I kneeled down and peered into the grate – surprisingly happy to be met by the growl of a frightened cat. I could see a pair of big eyes and some white whiskers. Then as she moved, the tip of a paw, the little white smudge on her nose.

“Yep, that’s her,” I said.

“Just wait a sec and I’ll go get a crowbar,” the neighbour added helpfully.

“Nah, I’m not sure that’s a good idea,” I replied. “She’s really scared of people she doesn’t know, and if you try to get the cover off she’ll probably just go further back into the pipe. If she’s just had a fright then it’s probably best to just let her calm down and find her own way out.”

“Ok,” he shrugged, turning to head back home.

“Thanks anyway.”

I checked what I could see down in the drainpipe.

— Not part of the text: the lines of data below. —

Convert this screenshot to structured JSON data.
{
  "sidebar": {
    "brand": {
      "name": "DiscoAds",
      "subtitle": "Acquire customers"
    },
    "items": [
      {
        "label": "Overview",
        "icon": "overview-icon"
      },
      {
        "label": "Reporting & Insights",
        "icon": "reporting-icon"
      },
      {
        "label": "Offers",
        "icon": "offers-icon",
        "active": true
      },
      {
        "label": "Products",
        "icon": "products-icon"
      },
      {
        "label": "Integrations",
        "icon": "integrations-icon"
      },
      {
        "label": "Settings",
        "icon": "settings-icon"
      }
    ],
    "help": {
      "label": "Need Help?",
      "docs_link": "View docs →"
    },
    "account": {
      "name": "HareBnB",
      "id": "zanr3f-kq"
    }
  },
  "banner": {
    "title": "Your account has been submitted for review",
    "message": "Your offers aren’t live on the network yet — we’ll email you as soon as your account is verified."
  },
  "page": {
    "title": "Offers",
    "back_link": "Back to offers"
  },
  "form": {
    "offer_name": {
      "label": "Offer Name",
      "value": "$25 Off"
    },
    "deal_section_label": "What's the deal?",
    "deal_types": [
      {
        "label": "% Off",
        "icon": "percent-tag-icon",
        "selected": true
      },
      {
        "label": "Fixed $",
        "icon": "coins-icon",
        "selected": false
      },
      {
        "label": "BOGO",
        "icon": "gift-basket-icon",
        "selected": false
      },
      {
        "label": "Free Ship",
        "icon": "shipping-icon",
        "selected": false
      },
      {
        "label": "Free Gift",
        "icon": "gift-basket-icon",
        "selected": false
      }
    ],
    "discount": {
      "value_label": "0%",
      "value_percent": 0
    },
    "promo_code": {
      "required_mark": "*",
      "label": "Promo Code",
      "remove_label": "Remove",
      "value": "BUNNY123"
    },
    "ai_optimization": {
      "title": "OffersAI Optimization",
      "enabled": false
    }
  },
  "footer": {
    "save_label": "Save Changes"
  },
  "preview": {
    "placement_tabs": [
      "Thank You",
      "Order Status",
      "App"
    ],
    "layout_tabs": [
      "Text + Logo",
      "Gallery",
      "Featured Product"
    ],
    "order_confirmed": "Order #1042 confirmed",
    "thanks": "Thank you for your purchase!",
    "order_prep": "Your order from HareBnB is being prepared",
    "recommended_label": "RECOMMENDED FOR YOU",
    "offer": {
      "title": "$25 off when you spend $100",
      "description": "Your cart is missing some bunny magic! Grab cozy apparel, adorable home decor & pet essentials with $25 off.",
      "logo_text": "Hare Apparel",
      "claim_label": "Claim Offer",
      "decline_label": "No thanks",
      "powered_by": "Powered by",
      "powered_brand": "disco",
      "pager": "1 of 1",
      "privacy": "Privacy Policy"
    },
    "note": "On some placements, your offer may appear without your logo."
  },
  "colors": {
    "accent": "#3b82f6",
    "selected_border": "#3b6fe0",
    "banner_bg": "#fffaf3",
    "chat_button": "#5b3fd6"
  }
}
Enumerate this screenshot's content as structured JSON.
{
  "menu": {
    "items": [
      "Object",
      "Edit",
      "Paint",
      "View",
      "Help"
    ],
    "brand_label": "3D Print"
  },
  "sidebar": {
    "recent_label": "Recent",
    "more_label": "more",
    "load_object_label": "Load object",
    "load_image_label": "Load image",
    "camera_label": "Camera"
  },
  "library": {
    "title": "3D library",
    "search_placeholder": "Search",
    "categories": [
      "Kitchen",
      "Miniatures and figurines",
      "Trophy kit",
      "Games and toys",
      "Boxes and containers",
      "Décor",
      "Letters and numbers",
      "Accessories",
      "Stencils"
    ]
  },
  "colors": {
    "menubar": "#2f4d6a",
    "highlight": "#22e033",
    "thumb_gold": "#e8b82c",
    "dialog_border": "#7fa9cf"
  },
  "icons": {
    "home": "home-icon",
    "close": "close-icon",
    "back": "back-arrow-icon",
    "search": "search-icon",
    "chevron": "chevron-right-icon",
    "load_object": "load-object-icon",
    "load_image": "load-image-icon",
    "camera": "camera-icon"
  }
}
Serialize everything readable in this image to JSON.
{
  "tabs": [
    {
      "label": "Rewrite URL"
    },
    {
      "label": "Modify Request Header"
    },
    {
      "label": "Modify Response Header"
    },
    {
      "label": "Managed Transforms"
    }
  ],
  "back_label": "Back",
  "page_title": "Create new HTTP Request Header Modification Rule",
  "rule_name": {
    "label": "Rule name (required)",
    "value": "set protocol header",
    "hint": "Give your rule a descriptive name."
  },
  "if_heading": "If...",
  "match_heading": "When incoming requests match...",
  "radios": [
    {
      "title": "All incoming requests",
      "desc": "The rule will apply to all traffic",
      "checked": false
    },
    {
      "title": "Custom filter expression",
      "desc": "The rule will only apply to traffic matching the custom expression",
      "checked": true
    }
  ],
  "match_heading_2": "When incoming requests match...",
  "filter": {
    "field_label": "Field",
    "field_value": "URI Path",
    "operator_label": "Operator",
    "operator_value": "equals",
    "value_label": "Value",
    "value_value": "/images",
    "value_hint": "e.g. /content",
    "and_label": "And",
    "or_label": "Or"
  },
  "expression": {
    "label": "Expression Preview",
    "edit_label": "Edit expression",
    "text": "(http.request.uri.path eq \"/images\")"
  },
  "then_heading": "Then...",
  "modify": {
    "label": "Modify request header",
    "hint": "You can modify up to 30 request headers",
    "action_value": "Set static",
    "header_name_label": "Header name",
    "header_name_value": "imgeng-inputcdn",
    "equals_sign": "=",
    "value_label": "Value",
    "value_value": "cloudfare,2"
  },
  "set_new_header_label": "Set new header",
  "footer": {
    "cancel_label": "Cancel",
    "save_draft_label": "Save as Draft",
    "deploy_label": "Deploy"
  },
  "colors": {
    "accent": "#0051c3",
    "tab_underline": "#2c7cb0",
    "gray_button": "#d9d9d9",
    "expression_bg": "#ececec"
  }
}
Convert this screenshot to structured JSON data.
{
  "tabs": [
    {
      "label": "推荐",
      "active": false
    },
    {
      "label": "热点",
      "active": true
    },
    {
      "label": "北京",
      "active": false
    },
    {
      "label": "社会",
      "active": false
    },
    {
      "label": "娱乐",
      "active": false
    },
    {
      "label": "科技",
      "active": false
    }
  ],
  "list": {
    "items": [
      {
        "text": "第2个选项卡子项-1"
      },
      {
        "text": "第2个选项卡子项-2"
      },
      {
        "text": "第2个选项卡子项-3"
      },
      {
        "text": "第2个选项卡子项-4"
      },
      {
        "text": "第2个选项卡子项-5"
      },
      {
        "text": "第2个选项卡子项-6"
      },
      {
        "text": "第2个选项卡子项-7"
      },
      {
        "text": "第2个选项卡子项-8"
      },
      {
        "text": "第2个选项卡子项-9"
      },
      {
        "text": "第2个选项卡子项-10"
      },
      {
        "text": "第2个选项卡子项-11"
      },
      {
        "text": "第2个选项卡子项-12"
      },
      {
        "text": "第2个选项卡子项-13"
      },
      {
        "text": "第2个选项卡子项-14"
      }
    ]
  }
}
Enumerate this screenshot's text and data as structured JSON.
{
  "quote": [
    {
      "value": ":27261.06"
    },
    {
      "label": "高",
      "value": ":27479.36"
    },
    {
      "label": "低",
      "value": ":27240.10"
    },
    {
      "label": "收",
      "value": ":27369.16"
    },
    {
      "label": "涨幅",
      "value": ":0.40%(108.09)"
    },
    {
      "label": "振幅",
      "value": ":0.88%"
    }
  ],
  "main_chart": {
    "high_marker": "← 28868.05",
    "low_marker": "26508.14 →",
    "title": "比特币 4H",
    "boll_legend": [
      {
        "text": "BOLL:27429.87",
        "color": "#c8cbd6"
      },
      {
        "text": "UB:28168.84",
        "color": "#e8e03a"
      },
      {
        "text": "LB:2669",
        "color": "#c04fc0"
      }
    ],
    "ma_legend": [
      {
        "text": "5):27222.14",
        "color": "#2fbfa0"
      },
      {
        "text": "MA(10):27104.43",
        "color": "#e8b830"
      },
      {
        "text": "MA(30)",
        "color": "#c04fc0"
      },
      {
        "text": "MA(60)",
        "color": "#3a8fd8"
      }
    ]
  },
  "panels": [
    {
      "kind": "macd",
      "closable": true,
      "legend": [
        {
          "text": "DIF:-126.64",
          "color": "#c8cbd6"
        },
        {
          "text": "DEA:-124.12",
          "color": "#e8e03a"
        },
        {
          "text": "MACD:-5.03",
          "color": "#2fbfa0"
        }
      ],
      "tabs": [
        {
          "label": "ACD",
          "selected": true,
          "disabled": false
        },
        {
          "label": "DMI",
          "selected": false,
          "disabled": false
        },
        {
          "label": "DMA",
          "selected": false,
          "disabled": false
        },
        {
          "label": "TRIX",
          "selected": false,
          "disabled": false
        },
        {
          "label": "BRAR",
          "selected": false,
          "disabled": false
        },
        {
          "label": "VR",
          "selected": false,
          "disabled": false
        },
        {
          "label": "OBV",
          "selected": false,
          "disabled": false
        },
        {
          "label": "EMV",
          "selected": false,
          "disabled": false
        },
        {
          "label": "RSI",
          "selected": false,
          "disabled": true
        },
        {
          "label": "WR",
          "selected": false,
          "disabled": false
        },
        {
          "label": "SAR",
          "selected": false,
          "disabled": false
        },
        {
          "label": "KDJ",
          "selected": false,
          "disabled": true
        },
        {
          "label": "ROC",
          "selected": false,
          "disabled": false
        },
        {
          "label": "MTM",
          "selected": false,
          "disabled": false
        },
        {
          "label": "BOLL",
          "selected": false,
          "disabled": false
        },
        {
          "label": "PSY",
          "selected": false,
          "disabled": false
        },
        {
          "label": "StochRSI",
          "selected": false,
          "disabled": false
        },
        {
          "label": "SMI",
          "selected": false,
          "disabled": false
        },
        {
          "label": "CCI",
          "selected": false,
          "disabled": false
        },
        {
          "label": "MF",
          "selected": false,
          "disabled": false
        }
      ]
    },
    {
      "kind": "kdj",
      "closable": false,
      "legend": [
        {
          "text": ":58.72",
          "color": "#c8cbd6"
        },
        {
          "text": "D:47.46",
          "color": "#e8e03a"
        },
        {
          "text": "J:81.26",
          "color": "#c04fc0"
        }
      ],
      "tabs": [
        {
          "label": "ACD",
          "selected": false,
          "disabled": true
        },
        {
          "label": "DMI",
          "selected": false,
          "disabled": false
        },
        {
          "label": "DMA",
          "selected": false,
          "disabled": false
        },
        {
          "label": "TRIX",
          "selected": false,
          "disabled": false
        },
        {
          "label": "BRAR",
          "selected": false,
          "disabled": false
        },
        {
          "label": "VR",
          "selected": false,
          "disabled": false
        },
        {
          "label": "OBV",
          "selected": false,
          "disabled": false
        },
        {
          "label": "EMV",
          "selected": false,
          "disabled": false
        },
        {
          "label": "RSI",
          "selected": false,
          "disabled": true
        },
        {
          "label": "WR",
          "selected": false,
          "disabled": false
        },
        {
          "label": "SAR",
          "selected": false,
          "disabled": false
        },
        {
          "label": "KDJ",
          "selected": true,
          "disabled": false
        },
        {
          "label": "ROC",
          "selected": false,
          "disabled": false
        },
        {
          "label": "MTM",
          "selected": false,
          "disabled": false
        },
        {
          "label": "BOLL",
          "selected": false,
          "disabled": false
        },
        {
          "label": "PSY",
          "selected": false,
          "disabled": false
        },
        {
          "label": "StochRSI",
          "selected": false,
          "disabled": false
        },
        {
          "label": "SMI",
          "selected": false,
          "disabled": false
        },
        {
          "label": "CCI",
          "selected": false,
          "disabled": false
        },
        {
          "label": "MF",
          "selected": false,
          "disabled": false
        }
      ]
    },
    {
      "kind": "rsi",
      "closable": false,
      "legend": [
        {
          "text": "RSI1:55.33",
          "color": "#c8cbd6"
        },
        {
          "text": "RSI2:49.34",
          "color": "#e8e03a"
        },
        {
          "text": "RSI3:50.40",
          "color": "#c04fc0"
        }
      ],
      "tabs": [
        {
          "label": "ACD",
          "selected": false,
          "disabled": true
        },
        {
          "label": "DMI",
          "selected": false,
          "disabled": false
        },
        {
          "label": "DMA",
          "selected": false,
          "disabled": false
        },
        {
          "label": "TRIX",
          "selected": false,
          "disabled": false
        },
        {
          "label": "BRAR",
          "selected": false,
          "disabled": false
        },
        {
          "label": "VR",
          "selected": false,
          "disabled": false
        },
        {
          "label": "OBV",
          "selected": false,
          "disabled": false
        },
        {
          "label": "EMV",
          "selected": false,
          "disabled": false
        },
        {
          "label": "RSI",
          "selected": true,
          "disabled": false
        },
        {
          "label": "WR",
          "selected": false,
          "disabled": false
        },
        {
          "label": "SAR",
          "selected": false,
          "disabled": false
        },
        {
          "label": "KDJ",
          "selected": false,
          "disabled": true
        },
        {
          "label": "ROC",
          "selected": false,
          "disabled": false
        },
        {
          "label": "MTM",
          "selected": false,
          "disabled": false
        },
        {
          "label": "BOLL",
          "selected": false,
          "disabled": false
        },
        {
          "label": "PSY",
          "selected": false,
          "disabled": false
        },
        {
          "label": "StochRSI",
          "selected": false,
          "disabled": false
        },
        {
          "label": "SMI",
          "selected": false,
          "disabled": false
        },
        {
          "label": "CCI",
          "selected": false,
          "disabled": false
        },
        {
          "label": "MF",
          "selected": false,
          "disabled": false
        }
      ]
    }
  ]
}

There was no blood apparent, she was clearly conscious, and she was moving (although very little). Hopefully she just got scared by the dog but not actually bitten. As much as I didn’t want to leave her there, the fact she was growling at me meant she was in full feral mode and there probably wasn’t much I could do until she regained her senses. I went back into the house and waited.

20 minutes later, when she still hadn’t appeared, I went back to the stormwater grate to find her exactly where I’d left her.

She growled at me again. I tried to squeeze my hand down through the grate so she could sniff my fingertips. I spoke to her in a soothing coo. I mimicked her “brrrrrauw” of greeting. She seemed to perk up a little and meowed back at me. She still didn’t move out of the pipe though. I went back inside to give her a bit more time.

Another 30 minutes passed – Rob and I ate dinner in a cloud of silent worry. The fact that she wouldn’t move out of the pipe was certainly concerning. She could be injured. She might have met another dog, or been clipped by a car. She was certainly not her usual self.

Rob and I returned to the grate to find her still in the pipe, staring back at us. She wasn’t growling anymore. By this time it was very dark, and we could only see her with the help of a flashlight. We tried to coax her out with treats, which she completely ignored. However, when I wiggled my hand down through the grate again, she did rise up and smooch my fingers. She’d clearly calmed down enough to remember that we were friends, but she still wasn’t coming out.

We were now really concerned that she was injured, so we returned to the house to get a spade and a large metal fencepost to use as a lever. I tried to clear the dirt and asphalt from around the edge of the grate as quietly as possible. When we pried up the grate, Eva just squeezed back further into the pipe and stared at us. Again, we tried soft voices and treats to coax her out.

And the next thing we knew, she sprang up out of the pipe and ran off down the road – perfectly healthy.

I called her and called her, and she followed me back to the house and trotted in the back door like nothing was amiss. She helped herself to dinner, and then came and gave us lots of purry cuddles on the couch before going to play in her water bucket (above). It was crazy – like outdoor Eva and indoor Eva were completely different cats.

Bloody heartbreaker. Had us so worried.